Adding alternating hands and Lyrics

Notice that random_note_sequence also returns the indices of the motifs that were used to create the sequence:

seq

32-element Vector{Int64}:
 3
 3
 1
 2
 3
 3
 3
 3
 1
 3
 ⋮
 1
 3
 3
 2
 2
 2
 4
 4
 4

We can use this information to put the correct "stickings". To alternate hands we simply need to replace the necessary E notes with A and vice versa. Let’s define some "meta-data" like structures

accent1 = ("5a", false)
accent2 = ("5b", true)
accent3 = ("3", false)
accent4 = ("4", true)
accents = [accent1, accent2, accent3, accent4]

4-element Vector{Tuple{String, Bool}}:
 ("5a", 0)
 ("5b", 1)
 ("3", 0)
 ("4", 1)

The first entry of each tuple is simply the name of the pattern which we will also show in our music score as "lyrics". The second entry of the tuple simply denotes whether the pattern swaps the leading hand.

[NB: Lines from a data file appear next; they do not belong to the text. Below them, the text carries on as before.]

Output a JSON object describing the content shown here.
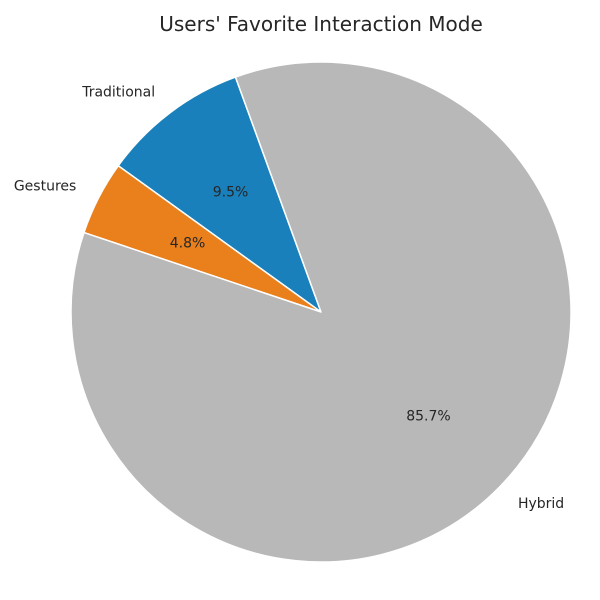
{
  "chart_data": {
    "type": "pie",
    "title": "Users' Favorite Interaction Mode",
    "categories": [
      "Traditional",
      "Gestures",
      "Hybrid"
    ],
    "values": [
      9.5,
      4.8,
      85.7
    ],
    "value_labels": [
      "9.5%",
      "4.8%",
      "85.7%"
    ],
    "colors": [
      "#1a80bb",
      "#ea801c",
      "#b8b8b8"
    ],
    "start_angle_deg": 110,
    "direction": "counterclockwise",
    "legend": "none"
  }
}
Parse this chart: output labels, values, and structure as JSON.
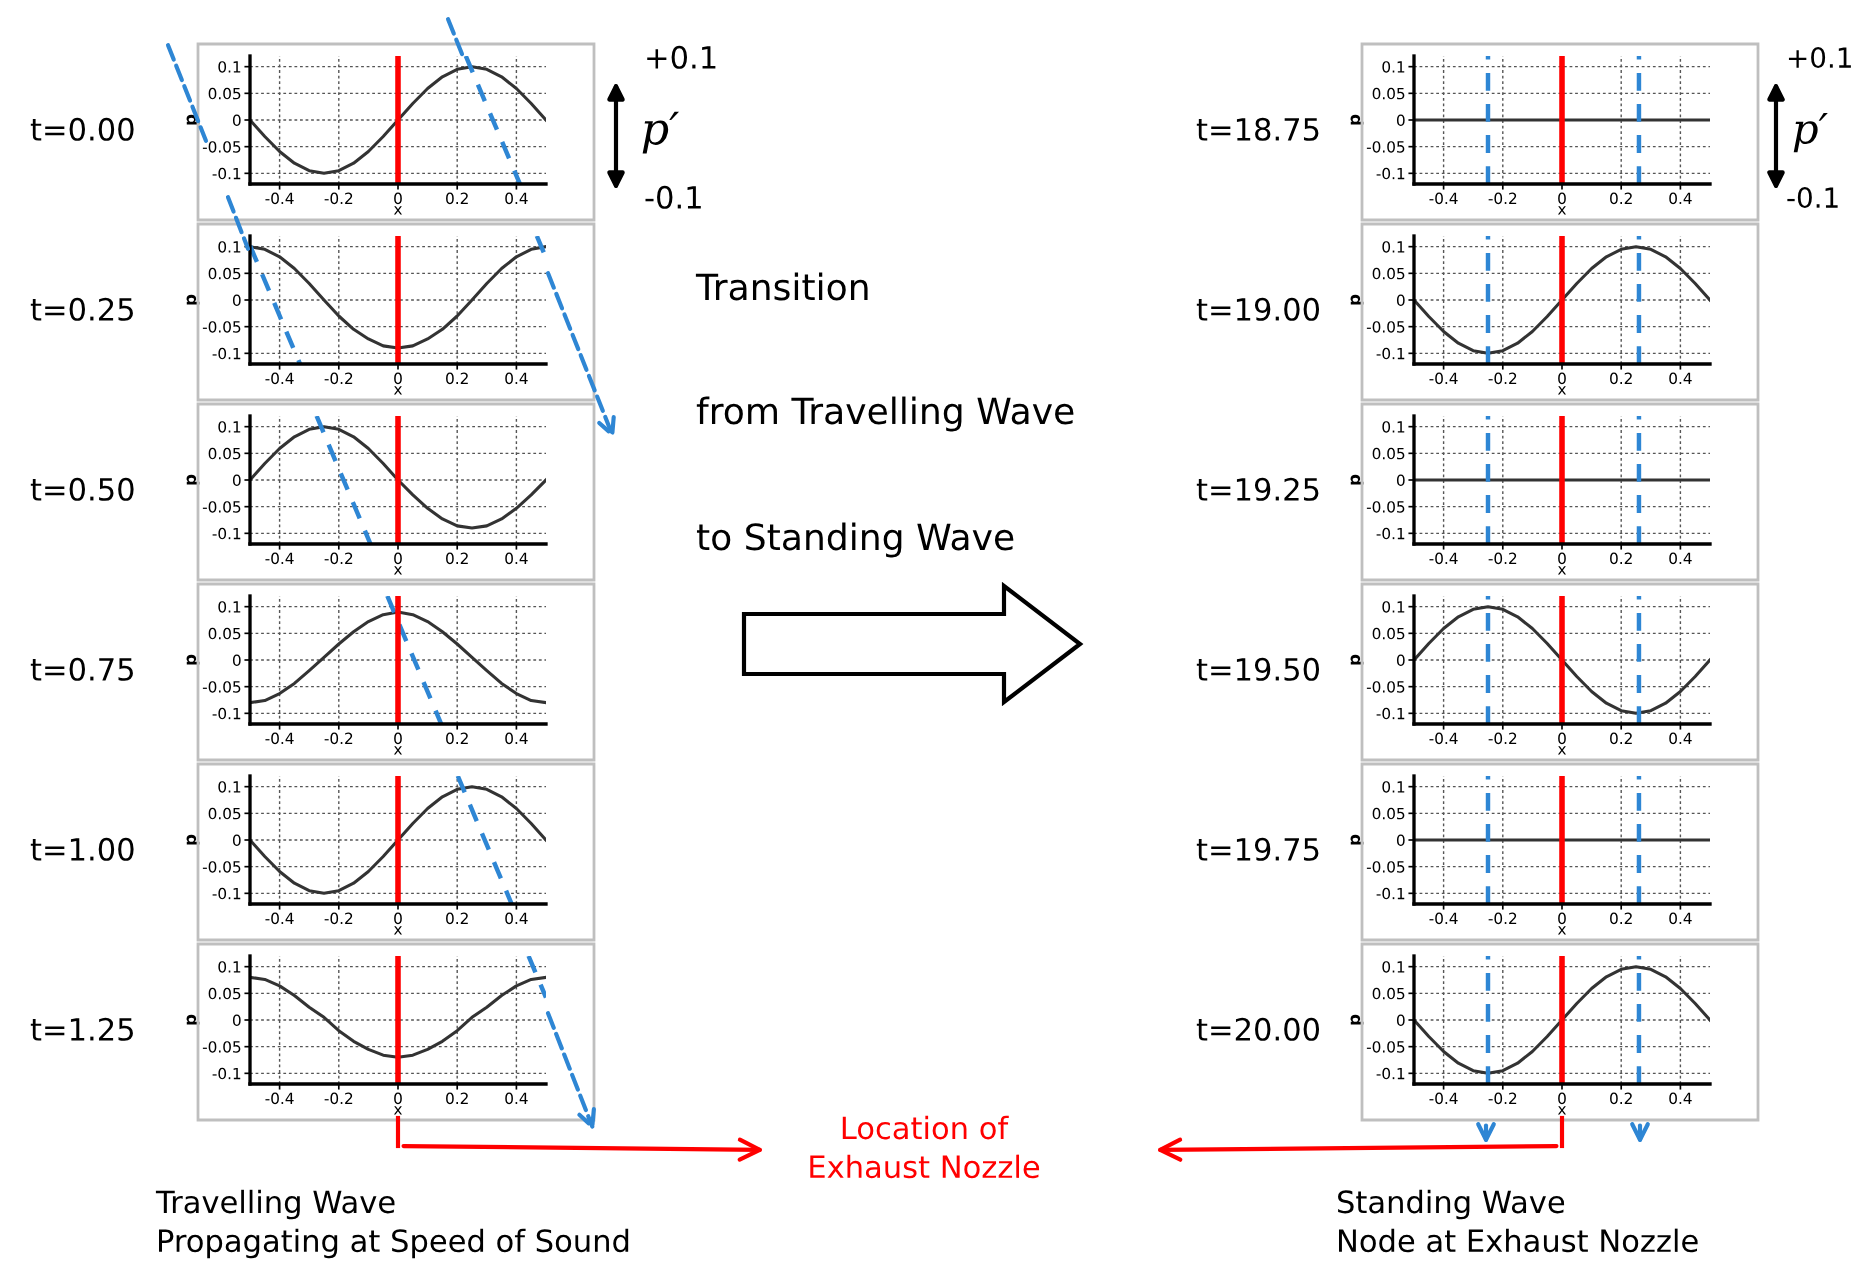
{
  "chart_data": [
    {
      "type": "line",
      "title": "t=0.00",
      "xlabel": "x",
      "ylabel": "p",
      "x": [
        -0.5,
        -0.45,
        -0.4,
        -0.35,
        -0.3,
        -0.25,
        -0.2,
        -0.15,
        -0.1,
        -0.05,
        0,
        0.05,
        0.1,
        0.15,
        0.2,
        0.25,
        0.3,
        0.35,
        0.4,
        0.45,
        0.5
      ],
      "series": [
        {
          "color": "#333333",
          "values": [
            0,
            -0.031,
            -0.059,
            -0.081,
            -0.095,
            -0.1,
            -0.095,
            -0.081,
            -0.059,
            -0.031,
            0,
            0.031,
            0.059,
            0.081,
            0.095,
            0.1,
            0.095,
            0.081,
            0.059,
            0.031,
            0
          ]
        },
        {
          "color": "#2e86d4",
          "line_style": "dashed",
          "x": [
            0.229,
            0.412
          ],
          "values": [
            0.12,
            -0.12
          ]
        }
      ],
      "xlim": [
        -0.5,
        0.5
      ],
      "ylim": [
        -0.12,
        0.12
      ],
      "xticks": [
        -0.4,
        -0.2,
        0,
        0.2,
        0.4
      ],
      "yticks": [
        -0.1,
        -0.05,
        0,
        0.05,
        0.1
      ],
      "grid": true,
      "line_style": "solid",
      "ref_lines": [
        {
          "axis": "x",
          "value": 0,
          "color": "#ff0000",
          "line_style": "solid"
        }
      ],
      "annotations": [
        "+0.1",
        "p′",
        "-0.1",
        "Transition",
        "from Travelling Wave",
        "to Standing Wave"
      ]
    },
    {
      "type": "line",
      "title": "t=18.75",
      "xlabel": "x",
      "ylabel": "p",
      "x": [
        -0.5,
        0,
        0.5
      ],
      "series": [
        {
          "color": "#333333",
          "values": [
            0,
            0,
            0
          ]
        }
      ],
      "xlim": [
        -0.5,
        0.5
      ],
      "ylim": [
        -0.12,
        0.12
      ],
      "xticks": [
        -0.4,
        -0.2,
        0,
        0.2,
        0.4
      ],
      "yticks": [
        -0.1,
        -0.05,
        0,
        0.05,
        0.1
      ],
      "grid": true,
      "line_style": "solid",
      "ref_lines": [
        {
          "axis": "x",
          "value": 0,
          "color": "#ff0000",
          "line_style": "solid"
        },
        {
          "axis": "x",
          "value": -0.25,
          "color": "#2e86d4",
          "line_style": "dashed"
        },
        {
          "axis": "x",
          "value": 0.26,
          "color": "#2e86d4",
          "line_style": "dashed"
        }
      ],
      "annotations": [
        "+0.1",
        "p′",
        "-0.1"
      ]
    },
    {
      "type": "line",
      "title": "t=0.25",
      "xlabel": "x",
      "ylabel": "p",
      "x": [
        -0.5,
        -0.45,
        -0.4,
        -0.35,
        -0.3,
        -0.25,
        -0.2,
        -0.15,
        -0.1,
        -0.05,
        0,
        0.05,
        0.1,
        0.15,
        0.2,
        0.25,
        0.3,
        0.35,
        0.4,
        0.45,
        0.5
      ],
      "series": [
        {
          "color": "#333333",
          "values": [
            0.1,
            0.095,
            0.081,
            0.059,
            0.031,
            0,
            -0.03,
            -0.055,
            -0.073,
            -0.086,
            -0.09,
            -0.086,
            -0.073,
            -0.055,
            -0.03,
            0,
            0.031,
            0.059,
            0.081,
            0.095,
            0.1
          ]
        },
        {
          "color": "#2e86d4",
          "line_style": "dashed",
          "x": [
            -0.5,
            -0.331
          ],
          "values": [
            0.102,
            -0.12
          ]
        },
        {
          "color": "#2e86d4",
          "line_style": "dashed",
          "x": [
            0.469,
            0.5
          ],
          "values": [
            0.12,
            0.079
          ]
        }
      ],
      "xlim": [
        -0.5,
        0.5
      ],
      "ylim": [
        -0.12,
        0.12
      ],
      "xticks": [
        -0.4,
        -0.2,
        0,
        0.2,
        0.4
      ],
      "yticks": [
        -0.1,
        -0.05,
        0,
        0.05,
        0.1
      ],
      "grid": true,
      "line_style": "solid",
      "ref_lines": [
        {
          "axis": "x",
          "value": 0,
          "color": "#ff0000",
          "line_style": "solid"
        }
      ]
    },
    {
      "type": "line",
      "title": "t=19.00",
      "xlabel": "x",
      "ylabel": "p",
      "x": [
        -0.5,
        -0.45,
        -0.4,
        -0.35,
        -0.3,
        -0.25,
        -0.2,
        -0.15,
        -0.1,
        -0.05,
        0,
        0.05,
        0.1,
        0.15,
        0.2,
        0.25,
        0.3,
        0.35,
        0.4,
        0.45,
        0.5
      ],
      "series": [
        {
          "color": "#333333",
          "values": [
            0,
            -0.031,
            -0.059,
            -0.081,
            -0.095,
            -0.1,
            -0.095,
            -0.081,
            -0.059,
            -0.031,
            0,
            0.031,
            0.059,
            0.081,
            0.095,
            0.1,
            0.095,
            0.081,
            0.059,
            0.031,
            0
          ]
        }
      ],
      "xlim": [
        -0.5,
        0.5
      ],
      "ylim": [
        -0.12,
        0.12
      ],
      "xticks": [
        -0.4,
        -0.2,
        0,
        0.2,
        0.4
      ],
      "yticks": [
        -0.1,
        -0.05,
        0,
        0.05,
        0.1
      ],
      "grid": true,
      "line_style": "solid",
      "ref_lines": [
        {
          "axis": "x",
          "value": 0,
          "color": "#ff0000",
          "line_style": "solid"
        },
        {
          "axis": "x",
          "value": -0.25,
          "color": "#2e86d4",
          "line_style": "dashed"
        },
        {
          "axis": "x",
          "value": 0.26,
          "color": "#2e86d4",
          "line_style": "dashed"
        }
      ]
    },
    {
      "type": "line",
      "title": "t=0.50",
      "xlabel": "x",
      "ylabel": "p",
      "x": [
        -0.5,
        -0.45,
        -0.4,
        -0.35,
        -0.3,
        -0.25,
        -0.2,
        -0.15,
        -0.1,
        -0.05,
        0,
        0.05,
        0.1,
        0.15,
        0.2,
        0.25,
        0.3,
        0.35,
        0.4,
        0.45,
        0.5
      ],
      "series": [
        {
          "color": "#333333",
          "values": [
            0,
            0.031,
            0.059,
            0.081,
            0.095,
            0.1,
            0.095,
            0.081,
            0.059,
            0.031,
            0,
            -0.028,
            -0.053,
            -0.073,
            -0.086,
            -0.09,
            -0.086,
            -0.073,
            -0.053,
            -0.028,
            0
          ]
        },
        {
          "color": "#2e86d4",
          "line_style": "dashed",
          "x": [
            -0.275,
            -0.093
          ],
          "values": [
            0.12,
            -0.12
          ]
        }
      ],
      "xlim": [
        -0.5,
        0.5
      ],
      "ylim": [
        -0.12,
        0.12
      ],
      "xticks": [
        -0.4,
        -0.2,
        0,
        0.2,
        0.4
      ],
      "yticks": [
        -0.1,
        -0.05,
        0,
        0.05,
        0.1
      ],
      "grid": true,
      "line_style": "solid",
      "ref_lines": [
        {
          "axis": "x",
          "value": 0,
          "color": "#ff0000",
          "line_style": "solid"
        }
      ]
    },
    {
      "type": "line",
      "title": "t=19.25",
      "xlabel": "x",
      "ylabel": "p",
      "x": [
        -0.5,
        0,
        0.5
      ],
      "series": [
        {
          "color": "#333333",
          "values": [
            0,
            0,
            0
          ]
        }
      ],
      "xlim": [
        -0.5,
        0.5
      ],
      "ylim": [
        -0.12,
        0.12
      ],
      "xticks": [
        -0.4,
        -0.2,
        0,
        0.2,
        0.4
      ],
      "yticks": [
        -0.1,
        -0.05,
        0,
        0.05,
        0.1
      ],
      "grid": true,
      "line_style": "solid",
      "ref_lines": [
        {
          "axis": "x",
          "value": 0,
          "color": "#ff0000",
          "line_style": "solid"
        },
        {
          "axis": "x",
          "value": -0.25,
          "color": "#2e86d4",
          "line_style": "dashed"
        },
        {
          "axis": "x",
          "value": 0.26,
          "color": "#2e86d4",
          "line_style": "dashed"
        }
      ]
    },
    {
      "type": "line",
      "title": "t=0.75",
      "xlabel": "x",
      "ylabel": "p",
      "x": [
        -0.5,
        -0.45,
        -0.4,
        -0.35,
        -0.3,
        -0.25,
        -0.2,
        -0.15,
        -0.1,
        -0.05,
        0,
        0.05,
        0.1,
        0.15,
        0.2,
        0.25,
        0.3,
        0.35,
        0.4,
        0.45,
        0.5
      ],
      "series": [
        {
          "color": "#333333",
          "values": [
            -0.08,
            -0.076,
            -0.063,
            -0.044,
            -0.02,
            0.005,
            0.03,
            0.053,
            0.072,
            0.085,
            0.09,
            0.085,
            0.072,
            0.053,
            0.03,
            0.005,
            -0.02,
            -0.044,
            -0.063,
            -0.076,
            -0.08
          ]
        },
        {
          "color": "#2e86d4",
          "line_style": "dashed",
          "x": [
            -0.036,
            0.146
          ],
          "values": [
            0.12,
            -0.12
          ]
        }
      ],
      "xlim": [
        -0.5,
        0.5
      ],
      "ylim": [
        -0.12,
        0.12
      ],
      "xticks": [
        -0.4,
        -0.2,
        0,
        0.2,
        0.4
      ],
      "yticks": [
        -0.1,
        -0.05,
        0,
        0.05,
        0.1
      ],
      "grid": true,
      "line_style": "solid",
      "ref_lines": [
        {
          "axis": "x",
          "value": 0,
          "color": "#ff0000",
          "line_style": "solid"
        }
      ]
    },
    {
      "type": "line",
      "title": "t=19.50",
      "xlabel": "x",
      "ylabel": "p",
      "x": [
        -0.5,
        -0.45,
        -0.4,
        -0.35,
        -0.3,
        -0.25,
        -0.2,
        -0.15,
        -0.1,
        -0.05,
        0,
        0.05,
        0.1,
        0.15,
        0.2,
        0.25,
        0.3,
        0.35,
        0.4,
        0.45,
        0.5
      ],
      "series": [
        {
          "color": "#333333",
          "values": [
            0,
            0.031,
            0.059,
            0.081,
            0.095,
            0.1,
            0.095,
            0.081,
            0.059,
            0.031,
            0,
            -0.031,
            -0.059,
            -0.081,
            -0.095,
            -0.1,
            -0.095,
            -0.081,
            -0.059,
            -0.031,
            0
          ]
        }
      ],
      "xlim": [
        -0.5,
        0.5
      ],
      "ylim": [
        -0.12,
        0.12
      ],
      "xticks": [
        -0.4,
        -0.2,
        0,
        0.2,
        0.4
      ],
      "yticks": [
        -0.1,
        -0.05,
        0,
        0.05,
        0.1
      ],
      "grid": true,
      "line_style": "solid",
      "ref_lines": [
        {
          "axis": "x",
          "value": 0,
          "color": "#ff0000",
          "line_style": "solid"
        },
        {
          "axis": "x",
          "value": -0.25,
          "color": "#2e86d4",
          "line_style": "dashed"
        },
        {
          "axis": "x",
          "value": 0.26,
          "color": "#2e86d4",
          "line_style": "dashed"
        }
      ]
    },
    {
      "type": "line",
      "title": "t=1.00",
      "xlabel": "x",
      "ylabel": "p",
      "x": [
        -0.5,
        -0.45,
        -0.4,
        -0.35,
        -0.3,
        -0.25,
        -0.2,
        -0.15,
        -0.1,
        -0.05,
        0,
        0.05,
        0.1,
        0.15,
        0.2,
        0.25,
        0.3,
        0.35,
        0.4,
        0.45,
        0.5
      ],
      "series": [
        {
          "color": "#333333",
          "values": [
            0,
            -0.031,
            -0.059,
            -0.081,
            -0.095,
            -0.1,
            -0.095,
            -0.081,
            -0.059,
            -0.031,
            0,
            0.031,
            0.059,
            0.081,
            0.095,
            0.1,
            0.095,
            0.081,
            0.059,
            0.031,
            0
          ]
        },
        {
          "color": "#2e86d4",
          "line_style": "dashed",
          "x": [
            0.202,
            0.384
          ],
          "values": [
            0.12,
            -0.12
          ]
        }
      ],
      "xlim": [
        -0.5,
        0.5
      ],
      "ylim": [
        -0.12,
        0.12
      ],
      "xticks": [
        -0.4,
        -0.2,
        0,
        0.2,
        0.4
      ],
      "yticks": [
        -0.1,
        -0.05,
        0,
        0.05,
        0.1
      ],
      "grid": true,
      "line_style": "solid",
      "ref_lines": [
        {
          "axis": "x",
          "value": 0,
          "color": "#ff0000",
          "line_style": "solid"
        }
      ]
    },
    {
      "type": "line",
      "title": "t=19.75",
      "xlabel": "x",
      "ylabel": "p",
      "x": [
        -0.5,
        0,
        0.5
      ],
      "series": [
        {
          "color": "#333333",
          "values": [
            0,
            0,
            0
          ]
        }
      ],
      "xlim": [
        -0.5,
        0.5
      ],
      "ylim": [
        -0.12,
        0.12
      ],
      "xticks": [
        -0.4,
        -0.2,
        0,
        0.2,
        0.4
      ],
      "yticks": [
        -0.1,
        -0.05,
        0,
        0.05,
        0.1
      ],
      "grid": true,
      "line_style": "solid",
      "ref_lines": [
        {
          "axis": "x",
          "value": 0,
          "color": "#ff0000",
          "line_style": "solid"
        },
        {
          "axis": "x",
          "value": -0.25,
          "color": "#2e86d4",
          "line_style": "dashed"
        },
        {
          "axis": "x",
          "value": 0.26,
          "color": "#2e86d4",
          "line_style": "dashed"
        }
      ]
    },
    {
      "type": "line",
      "title": "t=1.25",
      "xlabel": "x",
      "ylabel": "p",
      "x": [
        -0.5,
        -0.45,
        -0.4,
        -0.35,
        -0.3,
        -0.25,
        -0.2,
        -0.15,
        -0.1,
        -0.05,
        0,
        0.05,
        0.1,
        0.15,
        0.2,
        0.25,
        0.3,
        0.35,
        0.4,
        0.45,
        0.5
      ],
      "series": [
        {
          "color": "#333333",
          "values": [
            0.08,
            0.076,
            0.064,
            0.046,
            0.024,
            0.005,
            -0.02,
            -0.04,
            -0.055,
            -0.066,
            -0.07,
            -0.066,
            -0.055,
            -0.04,
            -0.02,
            0.005,
            0.024,
            0.046,
            0.064,
            0.076,
            0.08
          ]
        },
        {
          "color": "#2e86d4",
          "line_style": "dashed",
          "x": [
            0.441,
            0.5
          ],
          "values": [
            0.12,
            0.042
          ]
        }
      ],
      "xlim": [
        -0.5,
        0.5
      ],
      "ylim": [
        -0.12,
        0.12
      ],
      "xticks": [
        -0.4,
        -0.2,
        0,
        0.2,
        0.4
      ],
      "yticks": [
        -0.1,
        -0.05,
        0,
        0.05,
        0.1
      ],
      "grid": true,
      "line_style": "solid",
      "ref_lines": [
        {
          "axis": "x",
          "value": 0,
          "color": "#ff0000",
          "line_style": "solid"
        }
      ],
      "annotations": [
        "Location of\nExhaust Nozzle",
        "Travelling Wave\nPropagating at Speed of Sound"
      ]
    },
    {
      "type": "line",
      "title": "t=20.00",
      "xlabel": "x",
      "ylabel": "p",
      "x": [
        -0.5,
        -0.45,
        -0.4,
        -0.35,
        -0.3,
        -0.25,
        -0.2,
        -0.15,
        -0.1,
        -0.05,
        0,
        0.05,
        0.1,
        0.15,
        0.2,
        0.25,
        0.3,
        0.35,
        0.4,
        0.45,
        0.5
      ],
      "series": [
        {
          "color": "#333333",
          "values": [
            0,
            -0.031,
            -0.059,
            -0.081,
            -0.095,
            -0.1,
            -0.095,
            -0.081,
            -0.059,
            -0.031,
            0,
            0.031,
            0.059,
            0.081,
            0.095,
            0.1,
            0.095,
            0.081,
            0.059,
            0.031,
            0
          ]
        }
      ],
      "xlim": [
        -0.5,
        0.5
      ],
      "ylim": [
        -0.12,
        0.12
      ],
      "xticks": [
        -0.4,
        -0.2,
        0,
        0.2,
        0.4
      ],
      "yticks": [
        -0.1,
        -0.05,
        0,
        0.05,
        0.1
      ],
      "grid": true,
      "line_style": "solid",
      "ref_lines": [
        {
          "axis": "x",
          "value": 0,
          "color": "#ff0000",
          "line_style": "solid"
        },
        {
          "axis": "x",
          "value": -0.25,
          "color": "#2e86d4",
          "line_style": "dashed"
        },
        {
          "axis": "x",
          "value": 0.26,
          "color": "#2e86d4",
          "line_style": "dashed"
        }
      ],
      "annotations": [
        "Standing Wave\nNode at Exhaust Nozzle"
      ]
    }
  ]
}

The function that will "inverse" a note sticking is:

inverse!(n::Note) = (n.pitch = (n.pitch == left ? right : left));

The function that will "count" how long is each pattern, so that we put the lyrics on the correct positions in the score, will be:

note_length(s::String) = parse(Int, s[1]);

(remember: sixt is the duration of one sixteenth note). We now initialize an empty MIDITrack and add all events to it!

track = MIDITrack()
ℓ = 0
right_leads = true

for i in 1:length(seq)

    s = accents[seq[i]][1]
    le = MIDI.LyricEvent(0, MIDI.LYRICEV, s)
    addevent!(track, ℓ*sixt, le)

    if !right_leads # Invert notes
        for j in ℓ+1:ℓ+note_length(s)
            inverse!(notes[j])
        end
    end

    global ℓ += note_length(s)

    change = accents[seq[i]][2]
    global right_leads = xor(right_leads, change)
end

addnotes!(track, notes)
notes

128 Notes with tpq=960
 Note E6  | vel = 100 | pos = 0, dur = 240
 Note A5  | vel = 50  | pos = 240, dur = 240
 Note A5  | vel = 50  | pos = 480, dur = 240
 Note E6  | vel = 100 | pos = 720, dur = 240
 Note A5  | vel = 50  | pos = 960, dur = 240
 Note A5  | vel = 50  | pos = 1200, dur = 240
 Note E6  | vel = 100 | pos = 1440, dur = 240
  ⋮
 Note A5  | vel = 50  | pos = 29040, dur = 240
 Note E6  | vel = 50  | pos = 29280, dur = 240
 Note E6  | vel = 50  | pos = 29520, dur = 240
 Note A5  | vel = 100 | pos = 29760, dur = 240
 Note E6  | vel = 50  | pos = 30000, dur = 240
 Note A5  | vel = 50  | pos = 30240, dur = 240
 Note A5  | vel = 50  | pos = 30480, dur = 240

Finally, to visualize, we use musescore again, using a midi file as an input

musescore("drums_patterns_with_names.png", MIDIFile(1, 960, [track]))

Isn’t it cool that even the lyrics text was displayed so seamlessly?